Hybrid Chemoenzymatic Synthesis of C7 -Sugars for Molecular Evidence of in vivo Shikimate Pathway Inhibition.

Abstract

The design of distinctive chemical synthesis strategies aims for the most efficient routes towards versatile compounds in drug target studies. Here, we establish a powerful hybrid synthetic approach of total chemical and chemoenzymatic synthesis to efficiently obtain various 7‐deoxy‐sedoheptulose (7dSh, 1) analogues, unique C7 sugars, for structure‐activity relationship studies. 7dSh (1) is a rare microbial sugar with in planta herbicidal activity.

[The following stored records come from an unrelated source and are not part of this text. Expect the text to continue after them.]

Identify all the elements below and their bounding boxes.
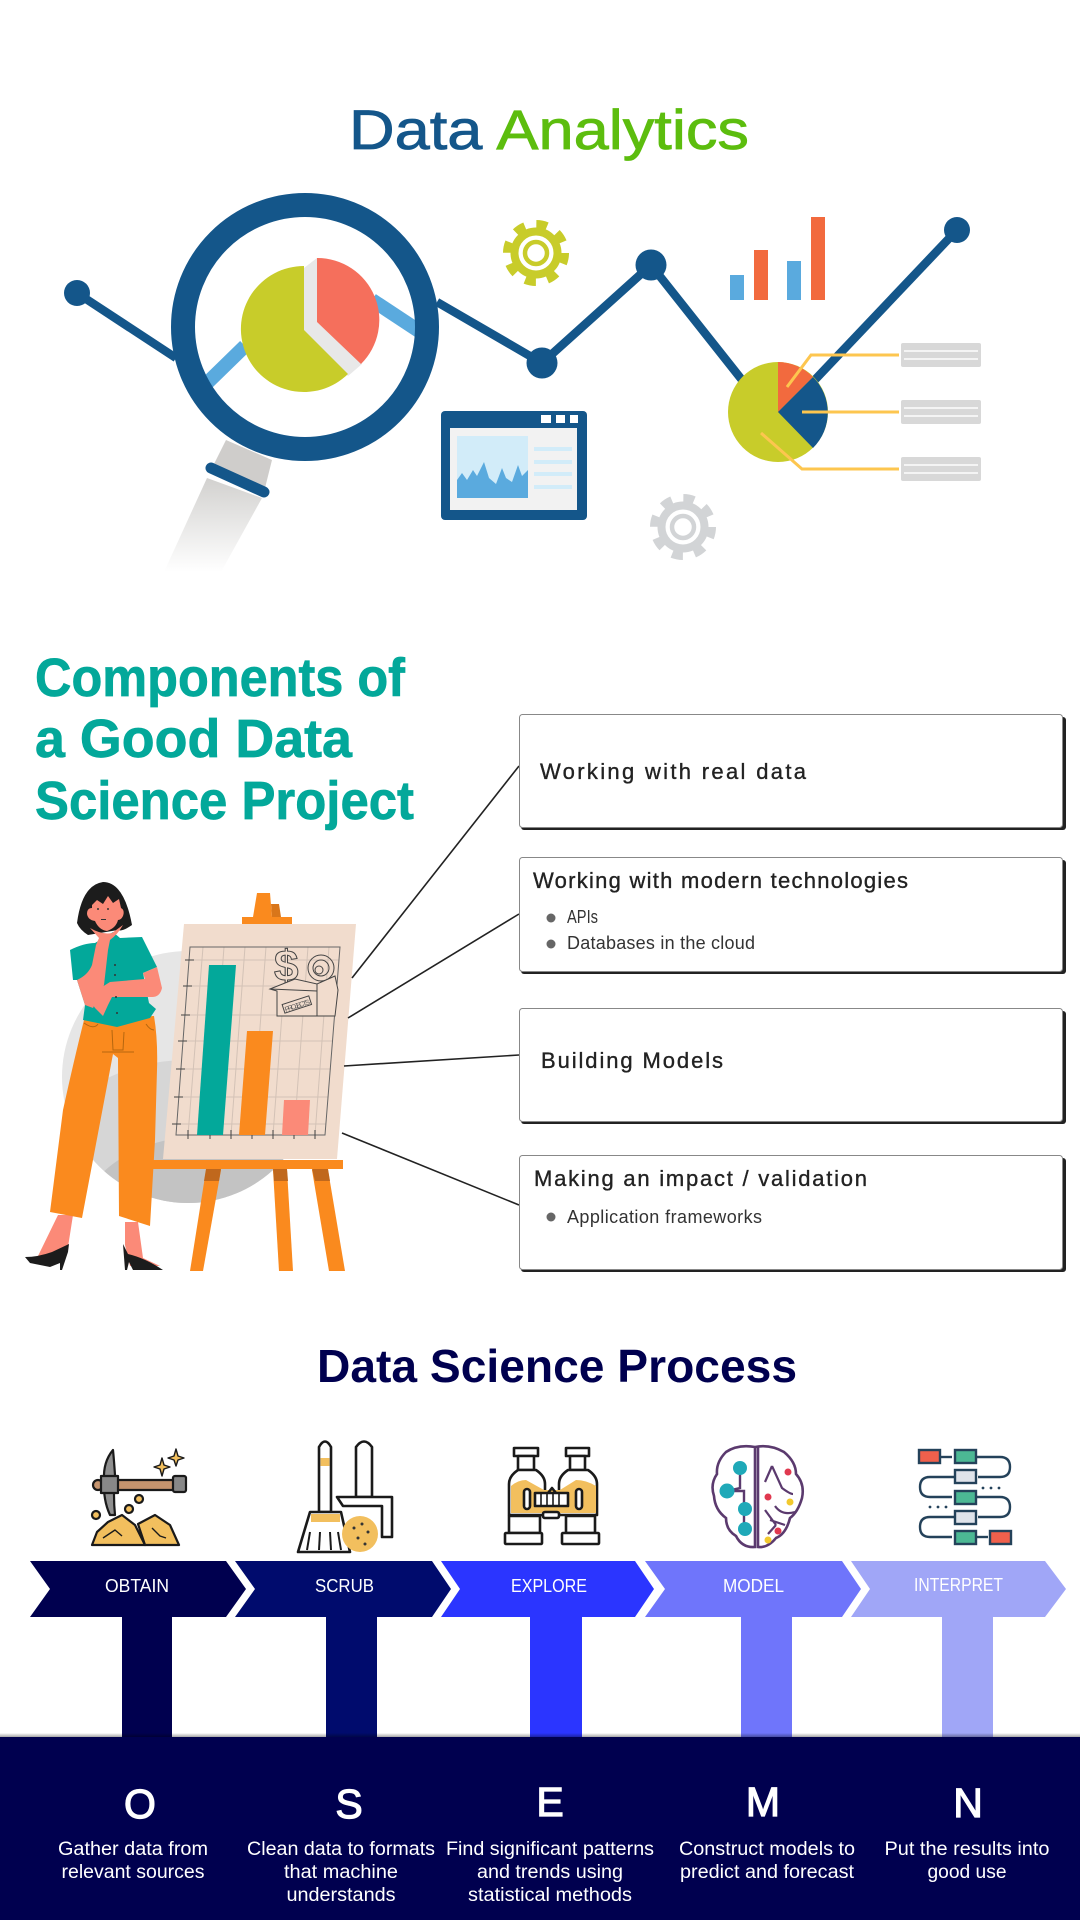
icon: dashboard window [441, 411, 587, 520]
chevron: MODEL: MODEL [723, 1576, 784, 1596]
process stems [122, 1617, 993, 1739]
title: Data Analytics: Data Analytics [349, 98, 749, 161]
panel: Working with modern technologies: Working with modern technologies [533, 868, 908, 893]
chevron: EXPLORE [441, 1561, 654, 1617]
panel: Building Models [520, 1008, 1066, 1124]
chevron: INTERPRET: INTERPRET [914, 1575, 1003, 1595]
woman figure [25, 882, 163, 1270]
panel: process descriptions [0, 1733, 1080, 1920]
chevron: OBTAIN: OBTAIN [105, 1576, 169, 1596]
panel: Working with modern technologies: APIs [567, 907, 598, 927]
column: E: statistical methods [468, 1885, 632, 1906]
column: S: S [335, 1781, 363, 1827]
heading: Components of a Good Data Science Project: Components of [35, 648, 406, 708]
chevron: EXPLORE: EXPLORE [511, 1576, 587, 1596]
column: O [58, 1781, 208, 1883]
column: O: Gather data from [58, 1839, 208, 1860]
chevron: MODEL [645, 1561, 861, 1617]
connector lines [342, 766, 519, 1205]
sketch: project box: PROJECTS [284, 999, 311, 1014]
column: S: understands [286, 1885, 396, 1906]
sketch: project box: $ [274, 942, 298, 991]
icon: magnifier lens with pie [183, 205, 427, 449]
panel: Building Models: Building Models [541, 1048, 723, 1073]
column: E: E [536, 1779, 564, 1825]
heading: Components of a Good Data Science Project: Science Project [35, 771, 414, 831]
chart bars [197, 965, 310, 1135]
icon: magnifier handle [164, 440, 272, 572]
icon: grey gear [654, 498, 712, 556]
column: O: relevant sources [62, 1862, 204, 1883]
column: E: and trends using [477, 1862, 623, 1883]
background circle [62, 951, 284, 1203]
heading: Data Science Process: Data Science Process [317, 1340, 797, 1392]
panel: Working with modern technologies [520, 858, 1066, 974]
heading: Components of a Good Data Science Project: a Good Data [35, 709, 353, 769]
icon: binoculars [505, 1448, 599, 1544]
chevron: SCRUB: SCRUB [315, 1576, 374, 1596]
column: S: that machine [284, 1862, 398, 1883]
panel: Working with modern technologies: Databases in the cloud [567, 933, 755, 953]
illustration: analytics hero [64, 205, 981, 572]
icon: pickaxe and gold [92, 1449, 186, 1545]
column: E: Find significant patterns [446, 1839, 654, 1860]
bar chart: mini bars [730, 217, 825, 300]
column: N: good use [928, 1862, 1006, 1883]
column: S: Clean data to formats [247, 1839, 435, 1860]
column: N: Put the results into [884, 1839, 1050, 1860]
panel: Making an impact / validation [520, 1156, 1066, 1272]
column: N: N [953, 1780, 983, 1826]
easel [153, 893, 345, 1271]
icon: olive gear [507, 224, 565, 282]
column: M [679, 1779, 855, 1883]
heading: Components of a Good Data Science Project [35, 648, 414, 831]
trend line [64, 217, 970, 385]
chevron: OBTAIN [30, 1561, 246, 1617]
column: N [884, 1780, 1050, 1883]
icon: flowchart [919, 1450, 1011, 1544]
chevron: SCRUB [235, 1561, 451, 1617]
column: O: O [124, 1781, 156, 1827]
sketch: project box [270, 942, 338, 1016]
panel: Working with real data [520, 714, 1066, 830]
chart grid [172, 947, 340, 1139]
column: S [247, 1781, 435, 1906]
panel: Making an impact / validation: Application frameworks [567, 1207, 762, 1227]
panel: Working with real data: Working with real data [540, 759, 807, 784]
pie chart with callouts [728, 343, 981, 481]
icon: broom and dustpan [298, 1442, 392, 1552]
column: M: M [746, 1779, 780, 1825]
board [163, 924, 356, 1159]
panel: Making an impact / validation: Making an impact / validation [534, 1166, 867, 1191]
icon: brain [713, 1446, 803, 1547]
column: M: Construct models to [679, 1839, 855, 1860]
illustration: woman presenting easel chart [25, 882, 356, 1308]
column: E [446, 1779, 654, 1906]
column: M: predict and forecast [680, 1862, 855, 1883]
chevron: INTERPRET [851, 1561, 1066, 1617]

As natural antimetabolite of 3‐dehydroquinate synthase (DHQS), 7dSh (1) inhibits the shikimate pathway, which is essential for the synthesis of aromatic amino acids in bacteria, fungi, and plants, but absent in mammals. As glyphosate, the most used chemical herbicide faces restrictions worldwide, DHQS has gained more attention as valid target of herbicides and antimicrobial agents. In vitro and in vivo analyses of the C7‐deoxysugars confirm DHQS as enzymatic target, highlight the crucial role of uptake for inhibition and add molecular aspects to target mechanism studies of C7‐sugars as our contribution to global efforts for alternative weed‐control strategies.